Passées quelques jolies notes mezza voce dans le registre
médian, la soprano américaine se trouve rapidement en difficulté,
trahie par un rapport artificiel à notre langue - rédhibitoire
dans un tel ouvrage - et surtout par un instrument qui a perdu son homogénéité
en gagnant en maturité. Les aigus émis en force semblent
parfois appartenir à une autre voix, les problèmes d'intonation
sont patents et le volume souvent insuffisant pour passer la barrière
orchestrale. La musicalité et la sincérité de l'interprète
lui autorisent quelques phrases lumineuses, comme dans le duo avec le chevalier,
mais ne permettent jamais au personnage d'exister. A ce sujet, je regrette
que, pas plus que son prédécesseur, Gérard Mortier
n'ait osé la distribution 100% francophone, relativement aisée
à réunir aujourd'hui et qui aurait rendu pleine justice au
texte sublime de Bernanos.
Les magnifiques lignes de Madame Lidoine
révèlent au public français la soprano Eva-Maria Westbroeck,
voix saine, sonore et bien timbrée, à laquelle ne manque
qu'une familiarité accrue avec les subtilités de notre langue.
On attend avec impatience de retrouver cette belle artiste dans Chrysothémis.
J'ai en revanche trop de respect et d'admiration pour Anja Silja et pour
Michel Sénéchal pour accoler le moindre qualificatif à
leurs prestations du jour.
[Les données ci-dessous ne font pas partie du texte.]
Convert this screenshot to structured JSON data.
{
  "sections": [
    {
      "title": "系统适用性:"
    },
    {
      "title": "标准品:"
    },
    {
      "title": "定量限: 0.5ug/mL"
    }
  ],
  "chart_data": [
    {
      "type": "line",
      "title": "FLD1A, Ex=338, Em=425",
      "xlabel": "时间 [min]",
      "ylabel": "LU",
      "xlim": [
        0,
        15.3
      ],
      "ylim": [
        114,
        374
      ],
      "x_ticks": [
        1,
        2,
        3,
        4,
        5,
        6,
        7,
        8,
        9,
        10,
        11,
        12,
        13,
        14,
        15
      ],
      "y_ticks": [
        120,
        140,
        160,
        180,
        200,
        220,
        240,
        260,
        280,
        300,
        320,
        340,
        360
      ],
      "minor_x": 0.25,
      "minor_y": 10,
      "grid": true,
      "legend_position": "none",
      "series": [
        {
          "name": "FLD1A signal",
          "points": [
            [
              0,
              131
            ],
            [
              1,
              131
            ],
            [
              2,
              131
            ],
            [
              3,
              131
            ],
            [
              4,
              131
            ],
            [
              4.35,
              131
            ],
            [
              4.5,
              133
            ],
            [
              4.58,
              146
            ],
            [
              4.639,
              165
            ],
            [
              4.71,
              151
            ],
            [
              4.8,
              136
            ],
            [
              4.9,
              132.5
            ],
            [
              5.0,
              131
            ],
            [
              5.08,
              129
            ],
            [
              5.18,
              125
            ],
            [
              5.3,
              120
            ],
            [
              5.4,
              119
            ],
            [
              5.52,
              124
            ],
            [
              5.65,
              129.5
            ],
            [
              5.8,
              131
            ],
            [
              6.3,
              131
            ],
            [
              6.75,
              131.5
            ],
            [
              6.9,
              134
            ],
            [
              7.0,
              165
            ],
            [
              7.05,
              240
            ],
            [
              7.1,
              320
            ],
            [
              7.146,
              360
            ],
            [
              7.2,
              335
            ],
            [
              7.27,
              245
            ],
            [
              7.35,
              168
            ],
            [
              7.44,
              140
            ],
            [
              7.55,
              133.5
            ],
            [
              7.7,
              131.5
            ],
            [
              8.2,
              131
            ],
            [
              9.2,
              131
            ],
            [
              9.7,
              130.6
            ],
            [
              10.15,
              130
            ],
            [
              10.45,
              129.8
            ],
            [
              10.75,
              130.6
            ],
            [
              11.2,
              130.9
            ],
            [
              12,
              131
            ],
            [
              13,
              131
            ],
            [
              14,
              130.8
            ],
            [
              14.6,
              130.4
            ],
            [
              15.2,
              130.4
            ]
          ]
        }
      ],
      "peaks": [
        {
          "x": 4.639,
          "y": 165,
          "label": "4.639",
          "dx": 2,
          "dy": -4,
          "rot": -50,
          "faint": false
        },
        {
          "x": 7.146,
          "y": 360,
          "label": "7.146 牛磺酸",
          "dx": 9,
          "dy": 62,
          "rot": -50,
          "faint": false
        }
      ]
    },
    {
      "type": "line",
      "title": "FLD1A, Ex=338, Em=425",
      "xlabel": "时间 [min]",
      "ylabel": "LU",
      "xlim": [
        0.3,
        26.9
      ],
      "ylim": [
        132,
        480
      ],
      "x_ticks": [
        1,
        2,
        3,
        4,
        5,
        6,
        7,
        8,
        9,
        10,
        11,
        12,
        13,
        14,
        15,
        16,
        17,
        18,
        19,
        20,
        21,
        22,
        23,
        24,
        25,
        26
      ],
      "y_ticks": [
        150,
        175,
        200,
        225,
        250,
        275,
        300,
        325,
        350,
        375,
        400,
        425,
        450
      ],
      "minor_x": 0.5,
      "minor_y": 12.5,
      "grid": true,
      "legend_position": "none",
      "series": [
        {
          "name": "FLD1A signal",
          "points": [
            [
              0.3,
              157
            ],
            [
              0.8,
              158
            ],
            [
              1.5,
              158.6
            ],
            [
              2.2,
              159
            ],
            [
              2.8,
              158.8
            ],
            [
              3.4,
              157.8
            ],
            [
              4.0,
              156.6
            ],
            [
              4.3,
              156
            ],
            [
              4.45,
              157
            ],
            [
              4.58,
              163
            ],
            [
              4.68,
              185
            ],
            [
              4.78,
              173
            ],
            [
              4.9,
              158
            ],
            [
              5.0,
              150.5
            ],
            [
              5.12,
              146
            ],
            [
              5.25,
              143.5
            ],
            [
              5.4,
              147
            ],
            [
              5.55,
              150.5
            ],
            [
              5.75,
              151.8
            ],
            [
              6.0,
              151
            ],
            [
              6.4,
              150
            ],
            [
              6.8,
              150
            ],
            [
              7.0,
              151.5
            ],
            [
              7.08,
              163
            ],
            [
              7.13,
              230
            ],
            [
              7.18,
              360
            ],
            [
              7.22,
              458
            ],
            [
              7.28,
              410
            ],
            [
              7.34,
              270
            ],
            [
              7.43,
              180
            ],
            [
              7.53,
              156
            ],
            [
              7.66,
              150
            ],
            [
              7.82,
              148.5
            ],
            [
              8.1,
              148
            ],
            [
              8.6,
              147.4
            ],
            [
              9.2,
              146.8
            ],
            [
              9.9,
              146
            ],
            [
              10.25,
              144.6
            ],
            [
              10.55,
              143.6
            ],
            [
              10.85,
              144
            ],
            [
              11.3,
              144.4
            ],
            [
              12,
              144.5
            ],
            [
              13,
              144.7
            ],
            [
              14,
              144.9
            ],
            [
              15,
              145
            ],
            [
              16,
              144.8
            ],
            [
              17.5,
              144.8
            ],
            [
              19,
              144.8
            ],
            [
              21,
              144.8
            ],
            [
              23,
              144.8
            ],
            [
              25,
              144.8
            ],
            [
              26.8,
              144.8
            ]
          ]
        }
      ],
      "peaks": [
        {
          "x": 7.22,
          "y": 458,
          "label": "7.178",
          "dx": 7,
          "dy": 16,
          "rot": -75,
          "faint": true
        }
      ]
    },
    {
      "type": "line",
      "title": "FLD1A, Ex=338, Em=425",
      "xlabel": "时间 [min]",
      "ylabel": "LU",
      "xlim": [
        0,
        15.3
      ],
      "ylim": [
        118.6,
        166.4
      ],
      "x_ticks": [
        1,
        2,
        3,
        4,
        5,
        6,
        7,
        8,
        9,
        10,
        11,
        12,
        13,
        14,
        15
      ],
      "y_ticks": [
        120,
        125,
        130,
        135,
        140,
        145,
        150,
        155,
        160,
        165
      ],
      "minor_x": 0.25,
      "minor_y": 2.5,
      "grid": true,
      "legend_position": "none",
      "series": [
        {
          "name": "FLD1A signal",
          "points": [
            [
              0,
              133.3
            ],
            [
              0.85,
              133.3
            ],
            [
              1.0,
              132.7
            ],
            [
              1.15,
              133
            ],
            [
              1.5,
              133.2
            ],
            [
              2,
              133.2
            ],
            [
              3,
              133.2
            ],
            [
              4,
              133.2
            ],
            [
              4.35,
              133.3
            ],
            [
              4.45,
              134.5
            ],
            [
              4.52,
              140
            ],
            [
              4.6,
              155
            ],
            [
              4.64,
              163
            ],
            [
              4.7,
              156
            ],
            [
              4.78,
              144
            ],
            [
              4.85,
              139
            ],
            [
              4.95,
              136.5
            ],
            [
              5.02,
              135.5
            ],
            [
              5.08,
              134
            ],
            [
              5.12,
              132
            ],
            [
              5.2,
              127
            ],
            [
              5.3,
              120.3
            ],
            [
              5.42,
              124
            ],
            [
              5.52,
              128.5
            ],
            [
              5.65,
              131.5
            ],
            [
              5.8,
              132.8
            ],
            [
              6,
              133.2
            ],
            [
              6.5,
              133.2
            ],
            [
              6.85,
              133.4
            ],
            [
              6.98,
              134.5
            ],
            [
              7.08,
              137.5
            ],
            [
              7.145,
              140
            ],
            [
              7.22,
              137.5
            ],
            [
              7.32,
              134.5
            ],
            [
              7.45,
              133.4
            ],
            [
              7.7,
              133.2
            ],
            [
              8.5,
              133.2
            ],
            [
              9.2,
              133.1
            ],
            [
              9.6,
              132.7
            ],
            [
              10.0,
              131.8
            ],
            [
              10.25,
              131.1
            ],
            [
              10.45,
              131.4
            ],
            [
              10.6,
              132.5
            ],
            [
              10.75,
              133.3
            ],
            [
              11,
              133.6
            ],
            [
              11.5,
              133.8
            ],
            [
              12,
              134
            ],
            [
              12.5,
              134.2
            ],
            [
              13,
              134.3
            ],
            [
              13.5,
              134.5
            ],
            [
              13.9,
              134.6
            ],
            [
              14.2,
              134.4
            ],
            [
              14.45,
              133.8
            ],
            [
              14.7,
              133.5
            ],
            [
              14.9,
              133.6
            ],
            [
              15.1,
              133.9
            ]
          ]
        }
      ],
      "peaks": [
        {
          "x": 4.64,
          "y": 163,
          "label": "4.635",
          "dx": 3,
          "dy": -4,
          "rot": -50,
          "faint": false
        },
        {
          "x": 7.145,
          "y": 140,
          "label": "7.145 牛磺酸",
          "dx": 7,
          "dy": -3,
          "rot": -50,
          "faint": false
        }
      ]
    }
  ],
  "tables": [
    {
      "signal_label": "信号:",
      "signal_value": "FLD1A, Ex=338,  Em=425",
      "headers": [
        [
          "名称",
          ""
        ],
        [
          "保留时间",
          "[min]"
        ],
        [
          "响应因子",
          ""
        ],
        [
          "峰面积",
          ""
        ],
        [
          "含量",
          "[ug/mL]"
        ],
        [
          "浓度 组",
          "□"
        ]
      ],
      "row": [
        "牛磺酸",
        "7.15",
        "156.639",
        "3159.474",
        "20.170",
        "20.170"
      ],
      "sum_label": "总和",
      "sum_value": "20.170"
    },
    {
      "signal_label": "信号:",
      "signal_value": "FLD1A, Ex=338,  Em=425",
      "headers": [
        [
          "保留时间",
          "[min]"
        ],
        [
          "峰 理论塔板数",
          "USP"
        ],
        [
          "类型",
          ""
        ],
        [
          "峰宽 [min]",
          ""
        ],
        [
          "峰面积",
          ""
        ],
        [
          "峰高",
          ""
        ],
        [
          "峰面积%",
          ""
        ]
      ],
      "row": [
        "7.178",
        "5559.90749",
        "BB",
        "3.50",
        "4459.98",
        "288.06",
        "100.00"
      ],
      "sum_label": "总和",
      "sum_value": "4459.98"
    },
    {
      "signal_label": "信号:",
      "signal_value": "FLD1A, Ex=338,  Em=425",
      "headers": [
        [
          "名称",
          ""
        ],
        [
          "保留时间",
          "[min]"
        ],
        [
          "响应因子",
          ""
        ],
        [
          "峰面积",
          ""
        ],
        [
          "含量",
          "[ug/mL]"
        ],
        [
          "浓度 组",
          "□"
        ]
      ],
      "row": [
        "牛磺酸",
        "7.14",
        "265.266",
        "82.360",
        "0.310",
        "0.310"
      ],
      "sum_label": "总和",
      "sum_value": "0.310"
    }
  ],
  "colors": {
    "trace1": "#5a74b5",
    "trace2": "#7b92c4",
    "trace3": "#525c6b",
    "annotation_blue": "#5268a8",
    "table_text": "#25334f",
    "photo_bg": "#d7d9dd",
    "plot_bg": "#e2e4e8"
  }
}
Rescapée de la première distribution,
Felicity Palmer tire en revanche habilement parti des fêlures de
sa voix pour composer une première prieure d'un relief saisissant.
L'agonie de Madame de Croissy atteint avec elle des hauteurs anthologiques
et la tension dramatique de l'oeuvre apparaît enfin dans tout son
impact. Le texte est rendu au couteau par une interprète hallucinante
et hallucinée, terrifiée et terrifiante. Le public ne s'y
trompe pas et lui réserve un véritable triomphe.
Cocorico ! A l'exception de Michel
Sénéchal, les artistes français se montrent irréprochables,
à l'image du toujours parfait Alain Vernhes, modèle de style
et de diction. Quel dommage qu'il ne se trouve en francophonie des directeurs
de théâtre assez judicieux et assez courageux pour lui offrir
Etienne Marcel ! Yann Beuron ne lui cède en rien, magnifique chevalier
à la projection exemplaire, et nous retrouvons avec bonheur la lumineuse
Patricia Petibon dans un rôle qui lui convient à merveille
et qu'elle interprète avec un charme et une fraîcheur irrésistibles.
Cette production nous a donc offert
en quantité presque égale sujets de satisfaction et motifs
de frustration, mais le bonheur d'entendre la musique de Poulenc et (parfois)
le texte de Bernanos reste un plaisir dont nul ne devrait se dispenser.